There are a number of different types of semiconductor-based imagers, including charge coupled devices (CCDs), photo diode arrays, charge injection devices and hybrid focal plane arrays. CCDs are often employed for image acquisition for small size imaging applications. CCDs are also capable of large formats with small pixel size and they employ low noise charge domain processing techniques. However, CCD imagers have a number of disadvantages. For example, they are susceptible to radiation damage, they exhibit destructive read out over time, they require good light shielding to avoid image smear and they have a high power dissipation for large arrays.
Because of the inherent limitations in CCD technology, there is an interest in complementary metal oxide semiconductor (CMOS) imagers for possible use as low cost imaging devices. A fully compatible CMOS sensor technology enabling a higher level of integration of an image array with associated processing circuits would be beneficial to many digital applications such as, for example, in cameras, scanners, machine vision systems, vehicle navigation systems, video telephones, computer input devices, surveillance systems, auto focus systems, star trackers, motion detection systems, image stabilization systems and data compression systems for high-definition television.
A CMOS imager circuit includes a focal plane array of pixel cells, each one of the cells including either a photo diode, a photogate or a photoconductor overlying a doped region of a substrate for accumulating photo-generated charge in the underlying portion of the substrate.
In a conventional CMOS imager, the active elements of a pixel cell perform the necessary functions of: (1) photon to charge conversion; (2) accumulation of image charge; (3) transfer of charge to a floating diffusion node accompanied by charge amplification; (4) resetting the floating diffusion node to a known state before the transfer of charge to it; (5) selection of a pixel for readout; and (6) output and amplification of a signal representing pixel charge. The charge at the floating diffusion node is typically converted to a pixel output voltage by a source follower output transistor. The photosensitive element of a CMOS imager pixel is typically either a depleted p-n junction photo diode or a field induced depletion region beneath a photogate.
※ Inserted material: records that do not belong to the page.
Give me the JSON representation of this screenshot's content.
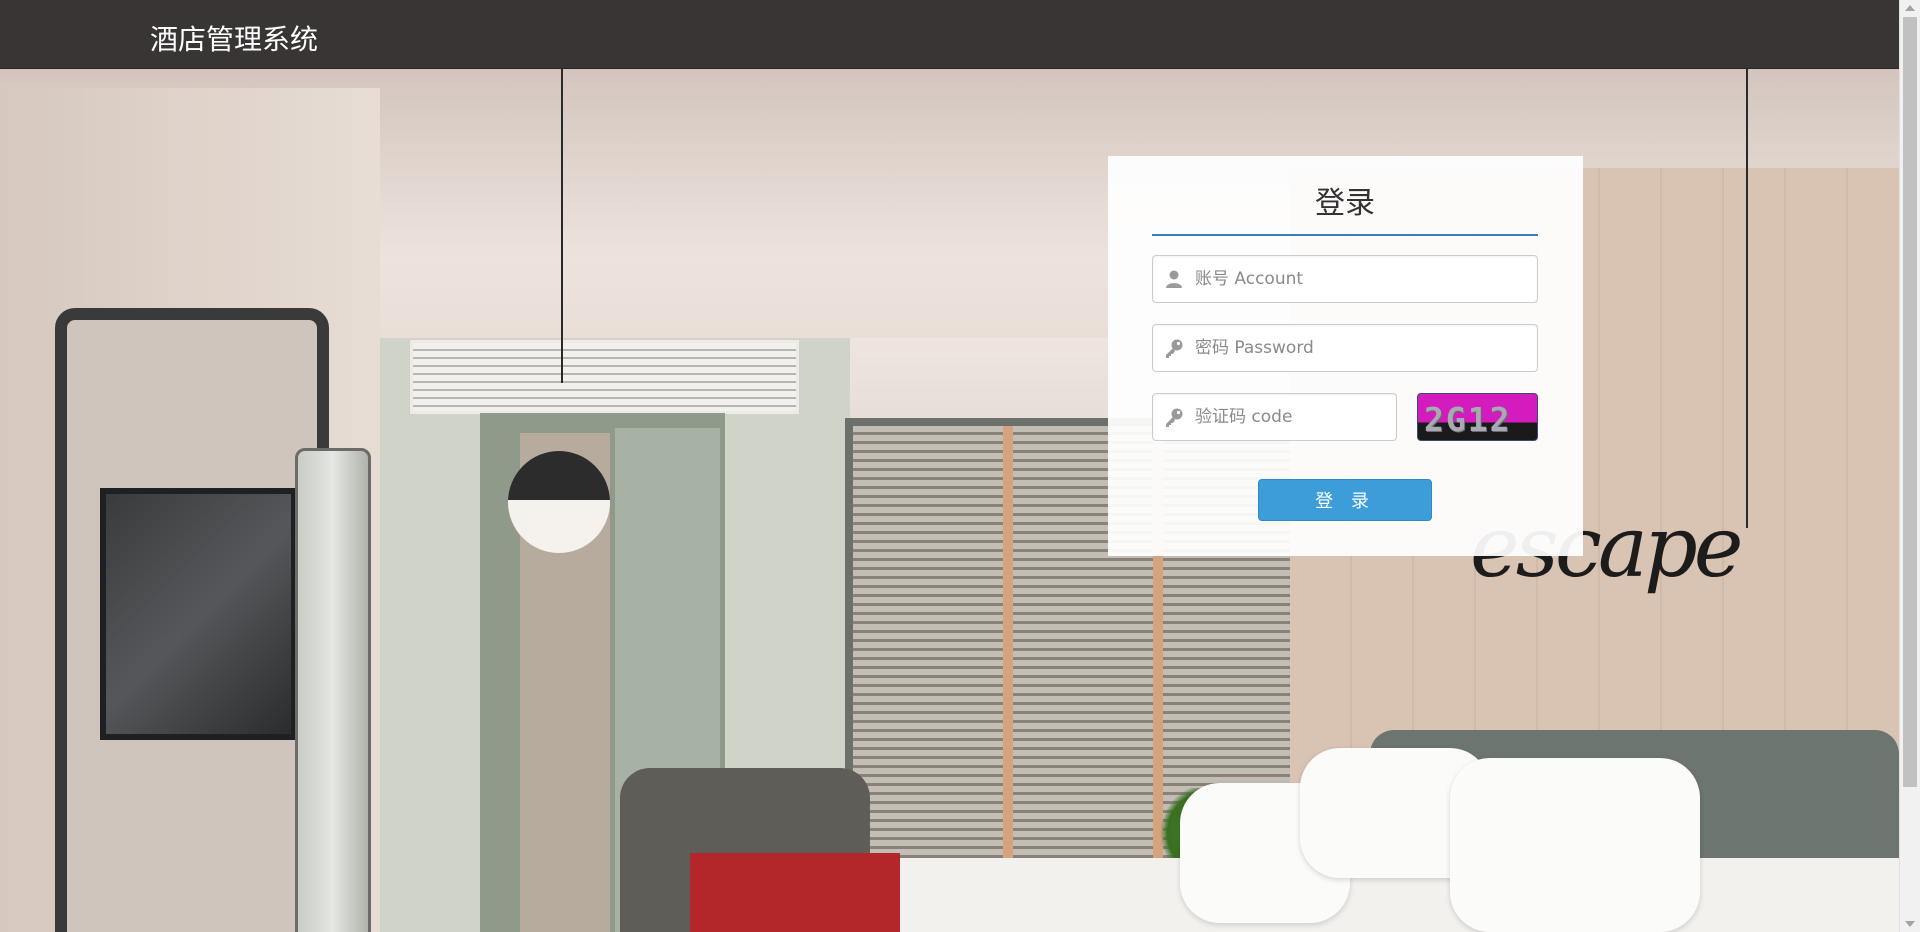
{
  "header": {
    "app_title": "酒店管理系统"
  },
  "background": {
    "sign_text": "escape"
  },
  "login": {
    "title": "登录",
    "account_placeholder": "账号 Account",
    "password_placeholder": "密码 Password",
    "code_placeholder": "验证码 code",
    "captcha_text": "2G12",
    "submit_label": "登 录"
  },
  "icons": {
    "account": "user-icon",
    "password": "key-icon",
    "code": "key-icon"
  },
  "colors": {
    "topbar": "#393534",
    "accent": "#3a7fbd",
    "button": "#3d9dd9",
    "captcha_bg": "#d41bbd"
  }
}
For photo diodes, image lag can be eliminated by completely depleting the photo diode upon readout.
CMOS imagers have a number of advantages, including for example low voltage operation and low power consumption. CMOS imagers are also compatible with integrated on-chip electronics (control logic and timing, image processing, and signal conditioning such as A/D conversion); CMOS imagers allow random access to the image data; and CMOS imagers have lower fabrication costs as compared with the conventional CCD since standard CMOS processing techniques can be used. Additionally, low power consumption is achieved for CMOS imagers because only one row of pixels at a time needs to be active during readout and there is no charge transfer (and associated switching) from pixel to pixel during image acquisition. On-chip integration of electronics is particularly advantageous because of the potential to perform many signal conditioning functions in the digital domain (versus analog signal processing) as well as to achieve a reduction in system size and cost.
With the need for enhanced resolution and a higher level of integration of an image array with associated processing circuit using CMOS imaging devices, there is a need for improving the characteristics of CMOS image arrays. As such, it would be beneficial to minimize if not eliminate the loss of light transmitted to pixel arrays during image acquisition. Enhanced light transmission upon pixel arrays is one means to enhance the image processing and imaging capabilities of CMOS chip devices. These enhancements in CMOS imagers have many applications, including use as imagers in color cameras.
Accordingly, there is needed an improved CMOS imaging device capable of receiving and propagating light to photo diodes with minimal loss of light transmission to the photo diodes. There is also needed an improved method for fabricating CMOS imaging devices, in which there is a high level of transmission of light to photo diodes and that reduces the drawbacks in CMOS imaging of the prior art. Methods of fabricating a pixel array exhibiting these improvements are also needed.